Gaza, une ville six fois millénaire


par le Dr. Saeb Shaath *
traduit de l’anglais par Marcel Charbonnier

Gaza est un site stratégique majeur ; cette ville est, en effet, située sur le seul itinéraire terrestre entre l’Afrique et l’Asie, ce qui amena l’Egypte prédynastique à y édifier, en 3500 avant JC, la citadelle de Tell Sakan, au bord du Wadi Ghazzeh [= rivière de Gaza, en arabe, ndt], à environ douze kilomètres de la ville actuelle. Au deuxième millénaire avant JC, les Egyptiens perdirent le contrôle de la ville au profit des Hyksos, qui étendirent Gaza en direction de la mer, et bâtirent [une cité dont les décombres constituent le] « Tell al-Ajjul ». Les Hyksos firent mouvement vers le Sud, et s’emparèrent du Grand Empire égyptien, aux environs de 1650 avant JC. Ils s’y maintinrent durant près d’un siècle, jusqu’à ce que l’armée égyptienne ne les fasse reculer jusqu’aux faubourgs de Gaza, notamment à Tell al-Ajjul, antique ville de Gaza, assiégée par l’armée égyptienne durant plus de trois années. L’histoire nous informe que les Egyptiens échouèrent dans leur tentative de s’emparer de Gaza, et qu’ils battirent en retraite. Deux siècles plus tard, toutefois, Gaza tomba à nouveau sous la domination égyptienne ; cet événement (survenu le 25 avril 1468 avant JC) a été enregistré par l’Histoire sous l’intitulé de ‘Conquête de Thoutmosis III’.

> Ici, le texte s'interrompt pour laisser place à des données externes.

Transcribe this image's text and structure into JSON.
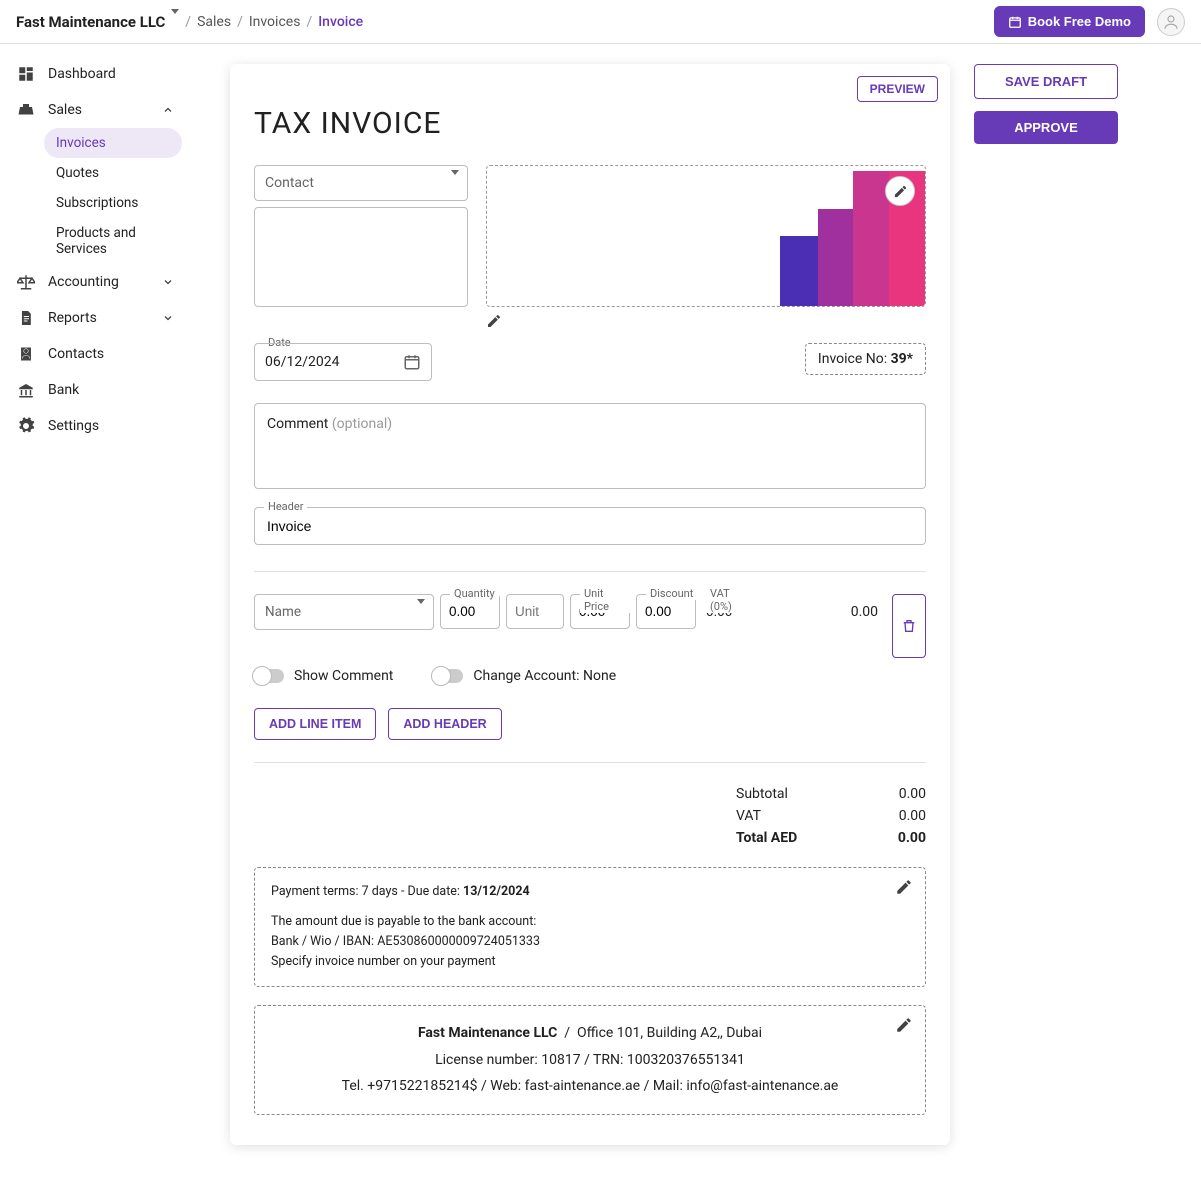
{
  "topbar": {
    "company": "Fast Maintenance LLC",
    "crumbs": [
      "Sales",
      "Invoices",
      "Invoice"
    ],
    "demo_btn": "Book Free Demo"
  },
  "sidebar": {
    "dashboard": "Dashboard",
    "sales": "Sales",
    "sales_items": {
      "invoices": "Invoices",
      "quotes": "Quotes",
      "subscriptions": "Subscriptions",
      "products": "Products and Services"
    },
    "accounting": "Accounting",
    "reports": "Reports",
    "contacts": "Contacts",
    "bank": "Bank",
    "settings": "Settings"
  },
  "actions": {
    "save_draft": "SAVE DRAFT",
    "approve": "APPROVE",
    "preview": "PREVIEW"
  },
  "invoice": {
    "title": "TAX INVOICE",
    "contact_placeholder": "Contact",
    "date_label": "Date",
    "date_value": "06/12/2024",
    "invoice_no_label": "Invoice No: ",
    "invoice_no_value": "39*",
    "comment_label": "Comment ",
    "comment_optional": "(optional)",
    "header_label": "Header",
    "header_value": "Invoice",
    "line": {
      "name_placeholder": "Name",
      "qty_label": "Quantity",
      "qty_value": "0.00",
      "unit_placeholder": "Unit",
      "unitprice_label": "Unit Price",
      "unitprice_value": "0.00",
      "discount_label": "Discount",
      "discount_value": "0.00",
      "vat_label": "VAT (0%)",
      "vat_value": "0.00",
      "line_total": "0.00"
    },
    "toggles": {
      "show_comment": "Show Comment",
      "change_account": "Change Account: None"
    },
    "add_line": "ADD LINE ITEM",
    "add_header": "ADD HEADER",
    "totals": {
      "subtotal_label": "Subtotal",
      "subtotal": "0.00",
      "vat_label": "VAT",
      "vat": "0.00",
      "total_label": "Total AED",
      "total": "0.00"
    },
    "terms": {
      "line1a": "Payment terms: 7 days - Due date: ",
      "line1b": "13/12/2024",
      "line2": "The amount due is payable to the bank account:",
      "line3": "Bank / Wio / IBAN: AE530860000009724051333",
      "line4": "Specify invoice number on your payment"
    },
    "footer": {
      "company": "Fast Maintenance LLC",
      "address": "Office 101, Building A2,, Dubai",
      "license": "License number: 10817 / TRN: 100320376551341",
      "contact": "Tel. +971522185214$ / Web: fast-aintenance.ae / Mail: info@fast-aintenance.ae"
    }
  }
}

C’est son emplacement stratégique qui a déterminé l’histoire de Gaza ; en 734 avant JC, l’Empire assyrien l’a prise totalement sous son contrôle. L’Empire perse, en 539 avant JC, engloba Gaza dans sa considérable expansion. A Gaza se trouve la cité grecque antique d’Antidon, fondée aux environs de 520 avant JC ; c’était un port et un quartier d’habitation, situé à quatre kilomètres de la ville actuelle. En 332 avant JC, Alexandre-le- Grand l’assiégea. Gaza fut la dernière ville à résister à son grandiose dessein : le contrôle de la totalité de l’ancien monde (il avait pourtant déjà conquis la plus grande partie du domaine babylonien, y compris l’Egypte…)
Mais Gaza osa lui tenir tête. Hélas, elle connut un triste sort : après un siège de deux mois, elle fut totalement réduite en ruines, comme sa malheureuse cité-sœur : Tyr [plus au Nord, au Liban. Cette ville s’appelle, en arabe : Sûr, ndt]. Ses défenseurs, en majorité des Arabes de la région, se battirent jusqu’à la mort, et les femmes et les enfants furent faits prisonniers. En 145 avant JC, Gaza fut conquise par Jonathan l’Hasmonéen (le frère de Judas Macchabée), qui détruisit les faubourgs en y mettant le feu. Le roi juif Alexandre Jannée, après un siège d’un an, y sema la dévastation et les massacres, vers 96 avant JC. Ni la conquête sanglante d’Alexandre-le- Grand, en 332 avant JC, ni la conquête brutale de Jannée, en 96 avant JC, ne purent venir à bout de Gaza, qui, les deux fois, résista jusqu’à la fin, puis renaquit de ses cendres.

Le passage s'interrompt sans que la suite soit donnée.